Fabrication of Micrometer-Scale Self-Organized Pore Arrays in Anodic Alumina

Abstract

We demonstrate the fabrication of self-organized ordered porous anodic alumina (PAA) with pore spacing in the micrometer range using a solution of citric acid. More specifically, we have fabricated PAA samples with regular pore spacings of 970 nm, 1070 nm, 1260 nm and 1420 nm, respectively. While pore spacing is expected to be proportional to the anodization voltage, the proportionality factor observed here (1.94 nm/V) is slightly lower than that reported in the literature (∼2.5 nm/V).
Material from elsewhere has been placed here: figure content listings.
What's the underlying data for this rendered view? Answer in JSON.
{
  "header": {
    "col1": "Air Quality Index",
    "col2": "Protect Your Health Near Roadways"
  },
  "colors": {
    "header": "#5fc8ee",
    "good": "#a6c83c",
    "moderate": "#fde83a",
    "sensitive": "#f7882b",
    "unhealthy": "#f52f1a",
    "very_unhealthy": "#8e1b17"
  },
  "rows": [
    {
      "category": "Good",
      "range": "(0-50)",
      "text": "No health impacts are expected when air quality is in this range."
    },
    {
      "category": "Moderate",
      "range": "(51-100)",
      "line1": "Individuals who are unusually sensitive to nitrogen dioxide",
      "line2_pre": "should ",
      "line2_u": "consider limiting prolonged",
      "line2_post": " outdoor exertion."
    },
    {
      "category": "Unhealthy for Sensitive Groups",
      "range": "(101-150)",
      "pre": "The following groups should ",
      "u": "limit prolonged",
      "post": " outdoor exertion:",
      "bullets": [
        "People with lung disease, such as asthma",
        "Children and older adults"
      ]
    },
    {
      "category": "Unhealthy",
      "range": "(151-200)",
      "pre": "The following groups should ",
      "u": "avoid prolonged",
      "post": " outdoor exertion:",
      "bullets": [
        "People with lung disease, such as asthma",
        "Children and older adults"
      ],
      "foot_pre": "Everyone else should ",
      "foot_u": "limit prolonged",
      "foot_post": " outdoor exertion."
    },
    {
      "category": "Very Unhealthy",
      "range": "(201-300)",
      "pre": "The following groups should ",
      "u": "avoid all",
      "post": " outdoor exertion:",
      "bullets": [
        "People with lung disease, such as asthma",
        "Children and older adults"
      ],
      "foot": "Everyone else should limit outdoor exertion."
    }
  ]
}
These results were obtained following a careful characterization of the burning voltages of aluminum for various concentrations of citric acid. Voltage limits of 300 V, 370 V and 425 V for concentrations of 4%, 2% and 0,5%, respectively, have been established. We also established that the maximum anodization voltage in pure citric acid at very low concentration (0.05%) is in the range of 540 V. Beyond this voltage, breakdown of the alumina barrier occurs. We discuss the phenomenon of aluminum burning, which occurs when anodizing at voltages too high for a given acid concentration. We also show that high voltage anodization produces less compact PAA than lower voltage ones, and that it is increasingly difficult to obtain a thick PAA as the anodization voltage increases.